The Teachers Making for Mathematical Learning project incorporates a novel Making experience into the preparation of prospective mathematics teachers (PMTs) and documents its influence on their knowledge and their identities as mathematics teachers. The experience has already enabled dozens of PMTs to use digital design and fabrication technologies to produce new tools that support mathematics teaching and learning.

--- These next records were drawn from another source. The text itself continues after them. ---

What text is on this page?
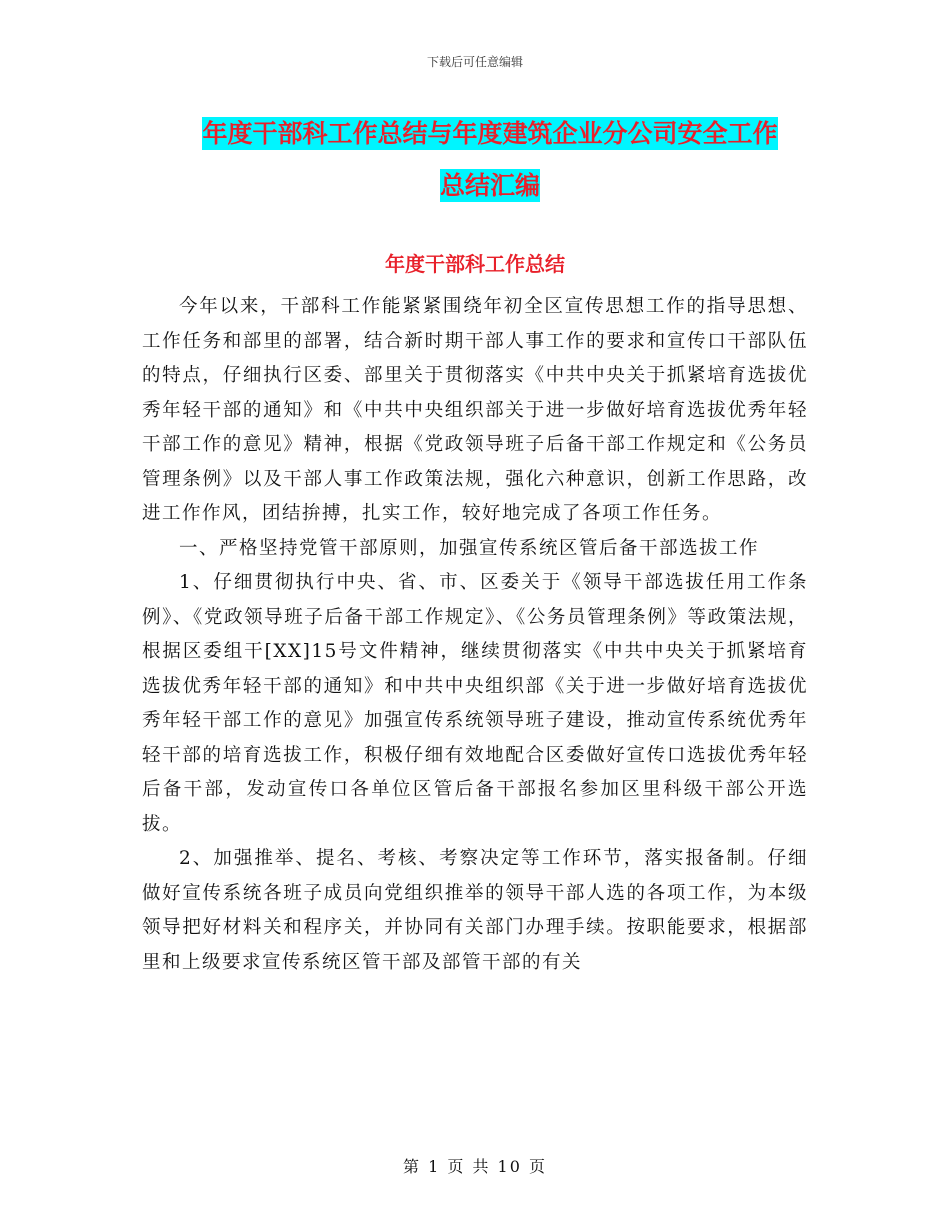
下载后可任意编辑
年度干部科工作总结与年度建筑企业分公司安全工作
总结汇编
年度干部科工作总结

今年以来，干部科工作能紧紧围绕年初全区宣传思想工作的指导思想、工作任务和部里的部署，结合新时期干部人事工作的要求和宣传口干部队伍的特点，仔细执行区委、部里关于贯彻落实《中共中央关于抓紧培育选拔优秀年轻干部的通知》和《中共中央组织部关于进一步做好培育选拔优秀年轻干部工作的意见》精神，根据《党政领导班子后备干部工作规定和《公务员管理条例》以及干部人事工作政策法规，强化六种意识，创新工作思路，改进工作作风，团结拚搏，扎实工作，较好地完成了各项工作任务。

一、严格坚持党管干部原则，加强宣传系统区管后备干部选拔工作

1、仔细贯彻执行中央、省、市、区委关于《领导干部选拔任用工作条例》、《党政领导班子后备干部工作规定》、《公务员管理条例》等政策法规，根据区委组干[XX]15号文件精神，继续贯彻落实《中共中央关于抓紧培育选拔优秀年轻干部的通知》和中共中央组织部《关于进一步做好培育选拔优秀年轻干部工作的意见》加强宣传系统领导班子建设，推动宣传系统优秀年轻干部的培育选拔工作，积极仔细有效地配合区委做好宣传口选拔优秀年轻后备干部，发动宣传口各单位区管后备干部报名参加区里科级干部公开选拔。

2、加强推举、提名、考核、考察决定等工作环节，落实报备制。仔细做好宣传系统各班子成员向党组织推举的领导干部人选的各项工作，为本级领导把好材料关和程序关，并协同有关部门办理手续。按职能要求，根据部里和上级要求宣传系统区管干部及部管干部的有关

第 1 页 共 10 页
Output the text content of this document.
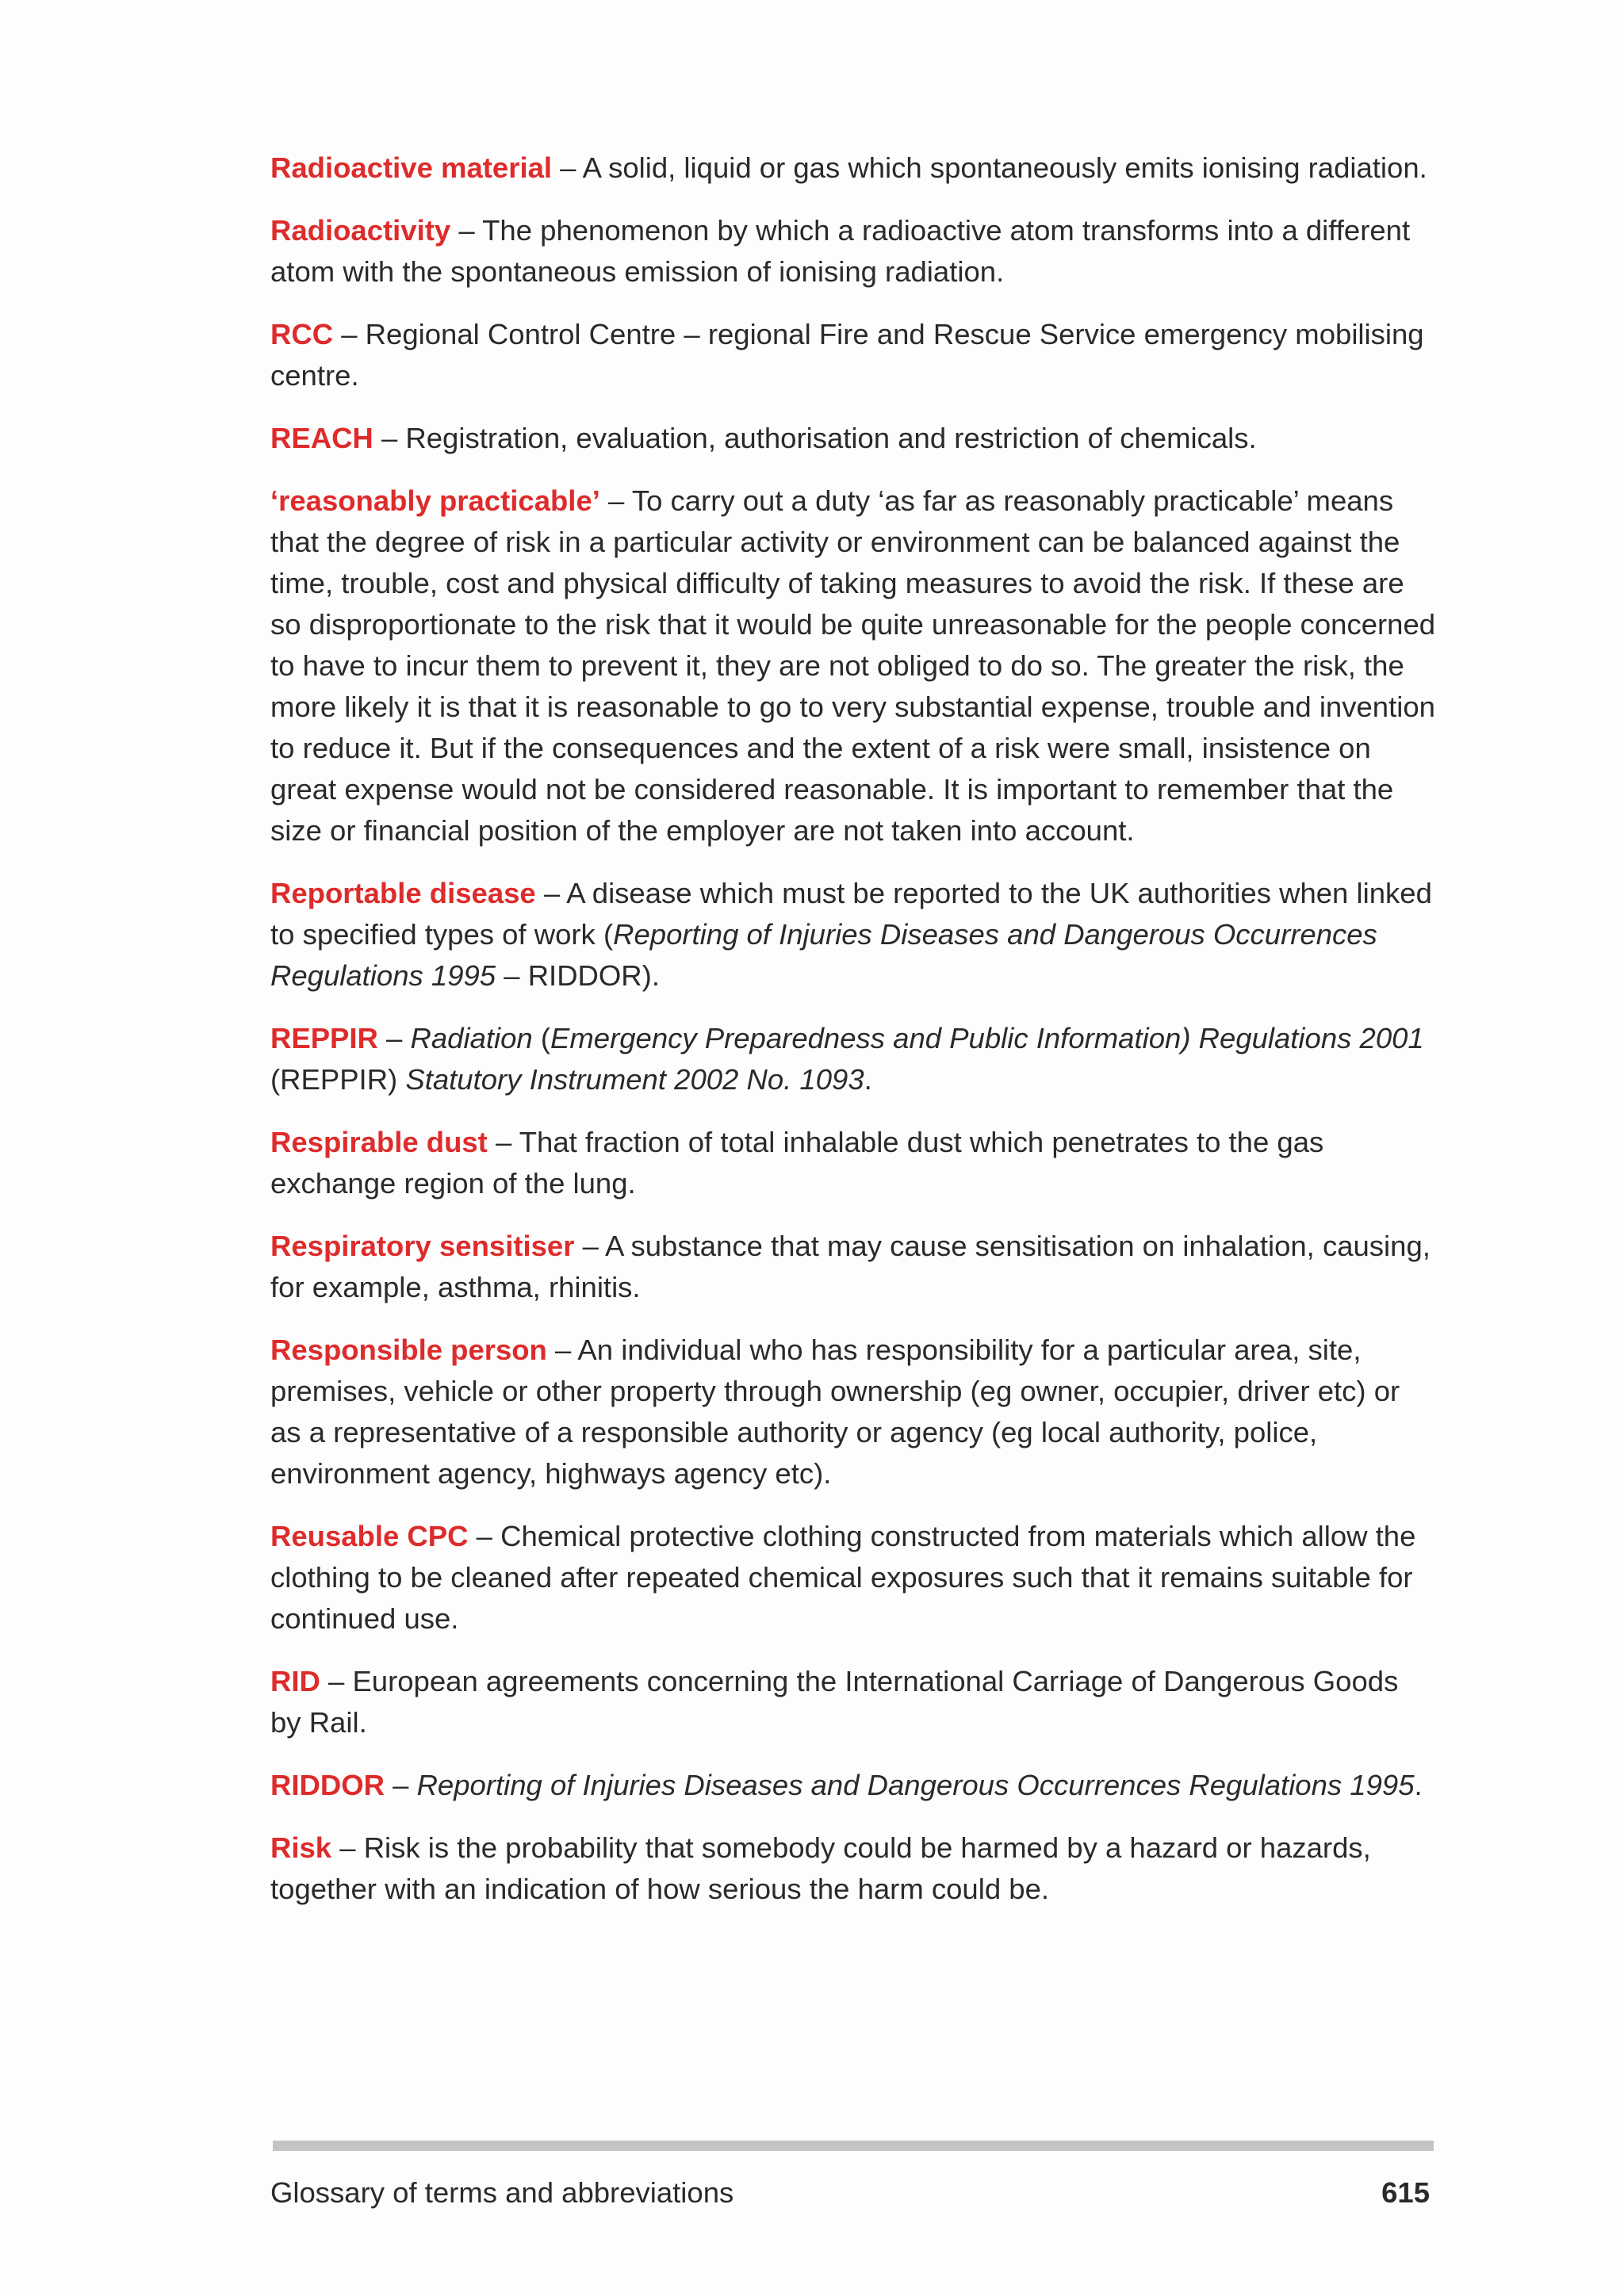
Radioactive material – A solid, liquid or gas which spontaneously emits ionising radiation.

Radioactivity – The phenomenon by which a radioactive atom transforms into a different atom with the spontaneous emission of ionising radiation.

RCC – Regional Control Centre – regional Fire and Rescue Service emergency mobilising centre.

REACH – Registration, evaluation, authorisation and restriction of chemicals.

‘reasonably practicable’ – To carry out a duty ‘as far as reasonably practicable’ means that the degree of risk in a particular activity or environment can be balanced against the time, trouble, cost and physical difficulty of taking measures to avoid the risk. If these are so disproportionate to the risk that it would be quite unreasonable for the people concerned to have to incur them to prevent it, they are not obliged to do so. The greater the risk, the more likely it is that it is reasonable to go to very substantial expense, trouble and invention to reduce it. But if the consequences and the extent of a risk were small, insistence on great expense would not be considered reasonable. It is important to remember that the size or financial position of the employer are not taken into account.

Reportable disease – A disease which must be reported to the UK authorities when linked to specified types of work (Reporting of Injuries Diseases and Dangerous Occurrences Regulations 1995 – RIDDOR).

REPPIR – Radiation (Emergency Preparedness and Public Information) Regulations 2001 (REPPIR) Statutory Instrument 2002 No. 1093.

Respirable dust – That fraction of total inhalable dust which penetrates to the gas exchange region of the lung.

Respiratory sensitiser – A substance that may cause sensitisation on inhalation, causing, for example, asthma, rhinitis.

Responsible person – An individual who has responsibility for a particular area, site, premises, vehicle or other property through ownership (eg owner, occupier, driver etc) or as a representative of a responsible authority or agency (eg local authority, police, environment agency, highways agency etc).

Reusable CPC – Chemical protective clothing constructed from materials which allow the clothing to be cleaned after repeated chemical exposures such that it remains suitable for continued use.

RID – European agreements concerning the International Carriage of Dangerous Goods by Rail.

RIDDOR – Reporting of Injuries Diseases and Dangerous Occurrences Regulations 1995.

Risk – Risk is the probability that somebody could be harmed by a hazard or hazards, together with an indication of how serious the harm could be.

Glossary of terms and abbreviations	615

Research objectives include:
(1) Describing the forms of knowledge invoked as the PMTs design and make new manipulatives to support mathematics teaching and learning,
(2) Tracing and elaborating the development of the PMTs’ technological, mathematical, pedagogical, and curricular knowledge as they engage in this work,
(3) Documenting what the PMTs’ discourse and design activity reveal about the nature and evolution of their identities as designers of mathematical instruction, and
(4) Employing an iterative design cycle to produce a curriculum module that will engage other PMTs in a similar Making experience.
Research methods involve a participatory form of inquiry that supports the PMTs’ Making activity as well as the observation and documentation of the creative and participatory practices of their Making experience, the knowledge brought to bear and advanced through those practices, and the impact of those practices on the ways they see themselves as Makers, as knowers and doers of mathematics, and as mathematics teachers.
Through this website we share the PMTs’ Maker projects, the curriculum we used to engage them in this Making experience, reflections by some of the PMTs who participated in it, design tutorials that can help other interested stakeholders participate in that experience or more humble versions of it, and reflections by mathematics teacher educators on their implementations of that curriculum.